Donné ? Échangé ? Perdu ?
Dommage, je l’adorais.
Bernard, il faudrait que tu chantes une chanson d’Otis Redding, voici les accords, la
musique et tu l’apprends pour la semaine prochaine. Je me sens mal, quelle trouille, mais
quelle peur cauchemardesque !, jamais je n’arriverai à sortir quelques mots ni quelques
notes…
La répétition se passe à peu près bien mais un trac monstrueux s’empare de moi et je ne me
sens pas bien avec des envies de vomir. Plus la date de la représentation se rapproche, plus je
suis mal à l’aise.
Bizanos, sa mairie, salle des fêtes, l’estrade qui est placée à droite en entrant, et
Bernard qui pense défaillir de trac dans une marre de vomis, avec la tête éclatée et les
jointures des doigts bloquées et blanches tellement elles sont crispées.
Et puis, tout se passe bien. Les gens présents ne se sont aperçu de rien et ma première
chanson, même si elle ne devait pas être chantée très juste à cause des mes émotions, passe
comme une lettre à Elise, pardon à la poste.
Mes compagnons et surtout, le directeur de l’orchestre, Monsieur Dussau lui-même a
dû trouver correct car ils me demandent de suite d’en étudier une autre, puis une autre, puis de
me construire tout un répertoire. Ce que je ferai avec un plaisir de plus en plus soutenu et
après quelques mois, c’est lorsque je ne chante pas que je suis en état de manque.
4 Mes groupies
Je peux le dire, maintenant qu’il y a prescription, j’avais un succès fou auprès des
demoiselles. A peine arrivé, tout juste le matériel déballé, (le matériel de musique s’entend)

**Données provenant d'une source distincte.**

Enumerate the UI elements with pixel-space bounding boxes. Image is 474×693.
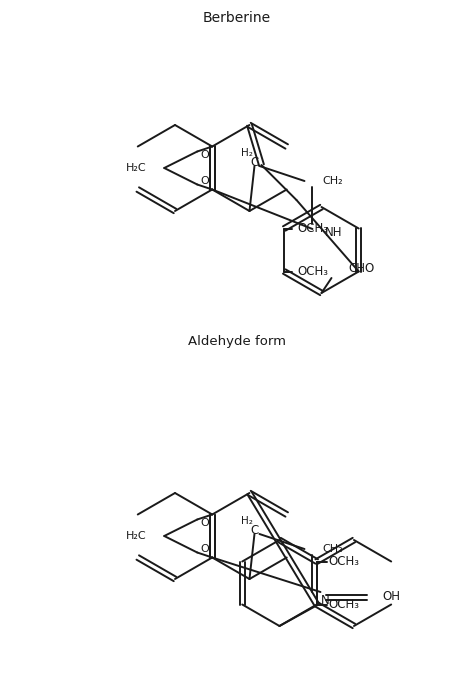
Text: OCH₃: OCH₃ (328, 555, 360, 568)
Text: H₂C: H₂C (126, 163, 146, 173)
Text: C: C (250, 525, 259, 538)
Text: OCH₃: OCH₃ (328, 598, 360, 611)
Text: NH: NH (325, 225, 342, 238)
Text: OH: OH (383, 590, 401, 604)
Text: O: O (201, 518, 210, 529)
Text: H₂: H₂ (240, 148, 253, 158)
Text: Berberine: Berberine (203, 11, 271, 25)
Text: N: N (320, 593, 329, 606)
Text: O: O (201, 150, 210, 161)
Text: OCH₃: OCH₃ (297, 222, 328, 235)
Text: CHO: CHO (348, 261, 375, 274)
Text: H₂C: H₂C (126, 531, 146, 541)
Text: H₂: H₂ (240, 516, 253, 526)
Text: O: O (201, 175, 210, 186)
Text: CH₂: CH₂ (322, 544, 343, 554)
Text: Aldehyde form: Aldehyde form (188, 335, 286, 349)
Text: C: C (250, 157, 259, 170)
Text: OCH₃: OCH₃ (297, 265, 328, 278)
Text: CH₂: CH₂ (322, 176, 343, 186)
Text: O: O (201, 543, 210, 554)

j’avais des filles partout, tout autour de moi.
Ce que j’aurais appris :
Il ne faut pas aller plus vite que la musique. Petit à petit, vaut mieux que quelques
grands coups. Travailler, prendre de la peine, répéter ses accords, apprendre la mobilité des
doigts de la main gauche, le rythme de la main droite, les repères pour jouer la musique en
solo, en fait ce que l’on appelle « jouer de la guitare » n’a rien d’un jeu. C’est une vocation
comme pour être prêtre, qui demande beaucoup de renoncements.
Le travail d’équipe est très important. Quand nous répétons un nouveau morceau, il
faut que tout le monde soit parfaitement au point et non pas passer à la partition suivante car
ce sera une catastrophe sur scène. Le moindre accord faussé, et c’est le chanteur qui risque de
faire un couac.
Sortir de sa zone de confort est primordial dans ce métier. C’est ainsi que l’on avance.